The London Flamenco Festival will welcome Ángel Múñoz to Sadler's Wells stage this March. The Córdoban dancer has performed with some of the leading Flamenco Dance artists, including Javier Latorre, Paco Peña and María Pagés. Now, as a solo performer, he returns to the UK, to share Ángel, from Black to White. I had the privilege to speak with Ángel about his new work. It seems like Ángel, from Black to White is going to be a brilliant show, one that I am sure will stand out in the Festival. 

Ángel, from Black to White promises to take us on a journey where we will experience some of the deepest forms of Flamenco cantes, like the Seguiriya, ending with lighter palos echoing Fandangos and Alegrías. The show brings together a unique combination of voices. Ángel will be accompanied by soloists with distinct personalities, like the cantaores Jose Ángel Carmona and winner of the 2010 Lampara Minera Award, Miguel Ortega, guitarist Javier Patino, percussionist Nacho Lopez, saxophonist Diego Villegas and electronic musician Artomatico.

When asked about Ángel, from Black to White, Ángel stated that he is excited to open and close the show with two pieces of electronic music by Artomatico, which he hopes will set the tone for the emotionally charged atmosphere. When questioned about titles for these two pieces, the reply was blanco y negro; black and white. The show brings together these two extremes, going full circle while dancing to a series of Flamenco palos. Ángel mentioned that he used the circle – which typically represents unity and infinity – as a symbol during his choreographic process, which can be also be seen in the work. One can also expect to see Martinete-Seguiriya, Taranto, Farruca, Guarija, and an Alegrías. I must admit that I am quite interested to see Ángel's Farruca and Guajira, two palos with contrasting temperaments. Farruca, historically considered a male dance, is powerful and linear. Guajiras can be supple and graceful. This choreographic decision to have them following one another in the show is a risk but one that highlights Ángel's range. With this solo show, Ángel seems to be exploring the extremes. 

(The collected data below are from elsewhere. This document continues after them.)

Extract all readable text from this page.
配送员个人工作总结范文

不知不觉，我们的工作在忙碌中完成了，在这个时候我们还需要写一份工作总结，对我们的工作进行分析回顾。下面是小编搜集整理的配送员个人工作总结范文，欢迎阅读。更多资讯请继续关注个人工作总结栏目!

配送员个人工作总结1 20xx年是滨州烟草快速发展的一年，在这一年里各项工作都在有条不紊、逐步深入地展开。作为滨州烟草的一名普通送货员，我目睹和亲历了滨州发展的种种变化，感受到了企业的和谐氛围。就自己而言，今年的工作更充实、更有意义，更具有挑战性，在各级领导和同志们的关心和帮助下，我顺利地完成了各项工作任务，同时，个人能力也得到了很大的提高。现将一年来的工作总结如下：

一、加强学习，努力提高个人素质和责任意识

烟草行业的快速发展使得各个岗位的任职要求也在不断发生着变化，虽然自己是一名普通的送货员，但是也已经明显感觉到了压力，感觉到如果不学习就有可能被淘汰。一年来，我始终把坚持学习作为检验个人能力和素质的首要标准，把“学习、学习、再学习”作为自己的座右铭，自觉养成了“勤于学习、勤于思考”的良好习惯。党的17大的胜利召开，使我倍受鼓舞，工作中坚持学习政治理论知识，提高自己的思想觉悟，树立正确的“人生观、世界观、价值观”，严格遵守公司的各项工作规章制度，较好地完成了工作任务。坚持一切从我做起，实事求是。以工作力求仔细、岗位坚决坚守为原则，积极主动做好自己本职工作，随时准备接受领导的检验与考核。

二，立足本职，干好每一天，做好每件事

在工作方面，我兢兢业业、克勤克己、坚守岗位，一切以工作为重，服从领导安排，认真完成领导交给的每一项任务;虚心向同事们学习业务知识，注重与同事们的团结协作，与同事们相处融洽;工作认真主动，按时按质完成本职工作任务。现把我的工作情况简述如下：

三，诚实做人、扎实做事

Another source of inspiration for Ángel's choreography is his name. He has chosen to look closely at the various meanings of “Ángel”, exploring the different qualities of each, examining the contradictions and questioning their uses. Is he an angel, a descender, a leader, the guardian or the messenger, the keeper, the Annunciation, the one that flies or the one that falls? Perhaps we will find the answers to these questions in the choreography.

Flamenco lends itself to exploring individuality within a grand continuity. Great Flamenco artists often portray and convey feelings of love, pain, anger, joy and sorrow on stage. I had a very positive series of interactions with Ángel and his warm, inviting team. In hindsight, I realized that Ángel is capable of making one feel special. If he can do this when he is not dancing, I can only imagine what he can offer us on stage.

His large scale work promises to be compelling. Having seen Ángel dance before, I am excited to see his evening length work, Ángel, from Black to White. He is creating a legacy for himself through such powerful, wholly absorbing and satisfying work.